The stepwise progression from an early dysplastic lesion to full-blown metastatic malignancy is associated with increases in genomic instability. Mitotic chromosomal instability - the inability to faithfully segregate equal chromosome complements to two daughter cells during mitosis - is a widespread phenomenon in solid tumours that is thought to serve as the fuel for tumorigenic progression. How chromosome instability (CIN) arises in tumours and what consequences it has are still, however, hotly debated issues. Here we review the recent literature with an emphasis on models that recapitulate observations from human disease.

Figure 1. The mitotic checkpoint

a | Outline of the mitotic checkpoint. An unattached kinetochore is shown on the left with the inner complex in purple, MAD1 in grey and MAD2 in its open and closed forms in purple. The mitotic checkpoint complex (MCC) is shown to inhibit the anaphase promoting complex/cyclosome (APC/C), which after attachment of the last kinetochore is activated and ubiquitylates securin and cyclin B1. More details of this pathway are described in the main text. b | The amplification of the unoccupied kinetochore signal is thought to depend on the conversion of MAD2 open complexes (MAD2(O)) to closed complexes (MAD2(C)) that bind to cell division cycle 20 (CDC20) and deliver it to the APC/C for ubiquitylation (Ub). The nature of the MCC is still debated, as indicated by question marks. A separate APC/C is shown to indicate its role in timing, independent of the kinetochore-derived signal. CDK1, cyclin-dependent kinase 1.

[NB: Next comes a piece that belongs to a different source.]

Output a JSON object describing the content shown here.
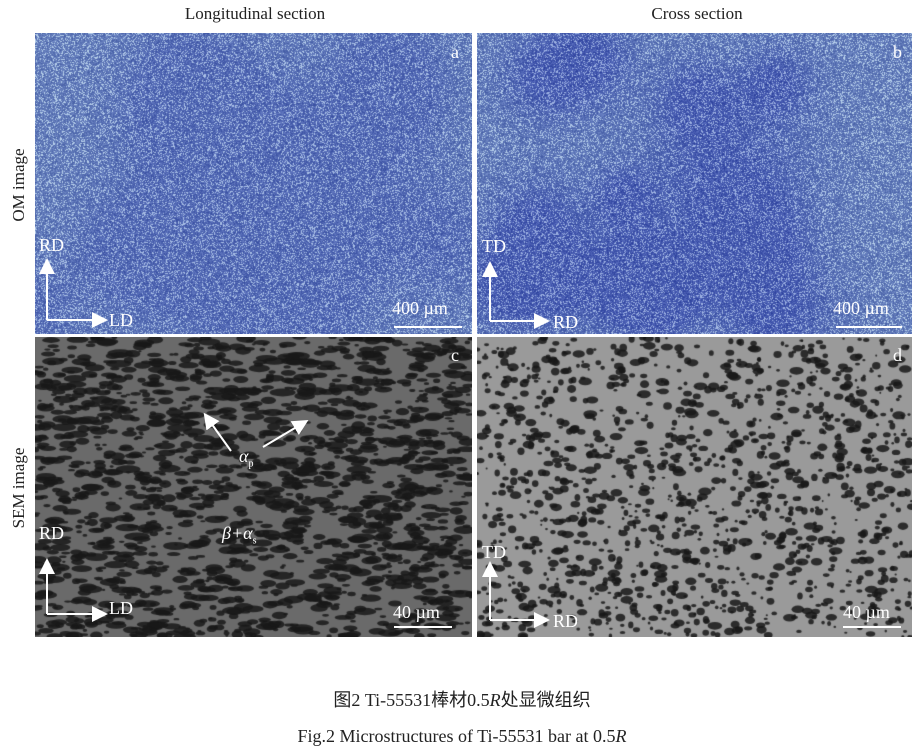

Figure 2. Multiple mechanisms leading to aneuploidy

The normal mitotic checkpoint (MC) events from prometaphase to anaphase are shown in the centre. An absent checkpoint leads to mitotic cell death. A weak checkpoint (left) leads to premature sister chromatid separation and near-diploid aneuploidy. An overactive checkpoint (right) can lead either to mitotic cell death or lagging chromosomes and subsequent near-diploid aneuploidy or tetraploidy. Multiple centrosomes can have similar consequences to an overactive checkpoint. A multipolar mitosis leads to cell death unless centrosomes cluster, in which case the likelihood of lagging chromosomes is high.